Formal language

In mathematics, logic and computer science, a formal language is a set of finite-length words (or "strings") over some finite alphabet. Note that we can talk about formal language in many contexts (scientific, legal and so on), meaning a mode of expression more careful and accurate than everyday speech. Use of a particular formal language in the sense intended here is an 'ultimate' version of that usage: formal enough to be used in written form for automatic computation, is a possible criterion.

A typical alphabet would be {a, b}, a typical string over that alphabet would be "ababba", and a typical language over that alphabet containing that string would be the set of all strings which contain the same number of a's as b's.

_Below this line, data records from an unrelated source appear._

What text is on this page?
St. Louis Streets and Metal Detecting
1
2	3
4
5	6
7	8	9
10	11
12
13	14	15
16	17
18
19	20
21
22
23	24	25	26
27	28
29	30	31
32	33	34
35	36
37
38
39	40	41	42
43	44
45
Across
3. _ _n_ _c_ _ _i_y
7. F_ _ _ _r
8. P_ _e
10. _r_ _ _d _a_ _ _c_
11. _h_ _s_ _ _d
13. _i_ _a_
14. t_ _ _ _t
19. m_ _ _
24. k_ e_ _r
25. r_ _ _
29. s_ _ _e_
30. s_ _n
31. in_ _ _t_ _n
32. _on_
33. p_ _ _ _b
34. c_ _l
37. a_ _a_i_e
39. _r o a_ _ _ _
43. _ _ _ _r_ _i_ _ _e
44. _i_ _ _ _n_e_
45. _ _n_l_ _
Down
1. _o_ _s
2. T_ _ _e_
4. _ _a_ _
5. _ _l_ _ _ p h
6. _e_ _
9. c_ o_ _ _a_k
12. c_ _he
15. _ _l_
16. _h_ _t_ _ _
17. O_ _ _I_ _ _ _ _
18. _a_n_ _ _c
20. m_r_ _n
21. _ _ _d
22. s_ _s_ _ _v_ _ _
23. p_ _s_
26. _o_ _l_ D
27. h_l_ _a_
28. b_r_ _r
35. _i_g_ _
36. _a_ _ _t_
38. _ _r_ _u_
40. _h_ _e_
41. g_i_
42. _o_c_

The empty word is allowed and is usually denoted by e, ε or λ. Note that while the alphabet is a finite set and every string has finite length, a language may very well have infinitely many member strings.

Some examples of formal languages:

the set of all words over {a, b},
the set { aⁿ | n is a prime number },
the set of syntactically correct programs in some programming language, or
the set of inputs upon which a certain Turing machine halts.

A formal language can be specified in a great variety of ways, such as:

Strings produced by some formal grammar (see Chomsky hierarchy)
Strings produced by a regular expression
Strings accepted by some automaton, such as a Turing machine or finite state automaton
From a set of related YES/NO questions those ones for which the answer is YES, see decision problem

Several operations can be used to produce new languages from given ones. Suppose L₁ and L₂ are languages over some common alphabet.

The concatenation L₁L₂ consists of all strings of the form vw where v is a string from L₁ and w is a string from L₂.
The intersection of L₁ and L₂ consists of all strings which are contained in L₁ and also in L₂.
The union of L₁ and L₂ consists of all strings which are contained in L₁ or in L₂.
The complement of the language L₁ consists of all strings over the alphabet which are not contained in L₁.
The right quotient L₁/L₂ of L₁ by L₂ consists of all strings v for which there exists a string w in L₂ such that vw is in L₁.
The Kleene star L₁* consists of all strings which can be written in the form w₁w₂...w_n with strings w_i in L₁ and n ≥ 0. Note that this includes the empty string ε because n = 0 is allowed.
The reverse L₁^R contains the reversed versions of all the strings in L₁.
The shuffle of L₁ and L₂ consists of all strings which can be written in the form v₁w₁v₂w₂...v_nw_n where n ≥ 1 and v₁,...,v_n are strings such that the concatenation v₁...v_n is in L₁ and w₁,...,w_n are strings such that w₁...w_n is in L₂.

A typical question asked about a formal language is how difficult it is to decide whether a given word belongs to the language. This is the domain of computability theory and complexity theory.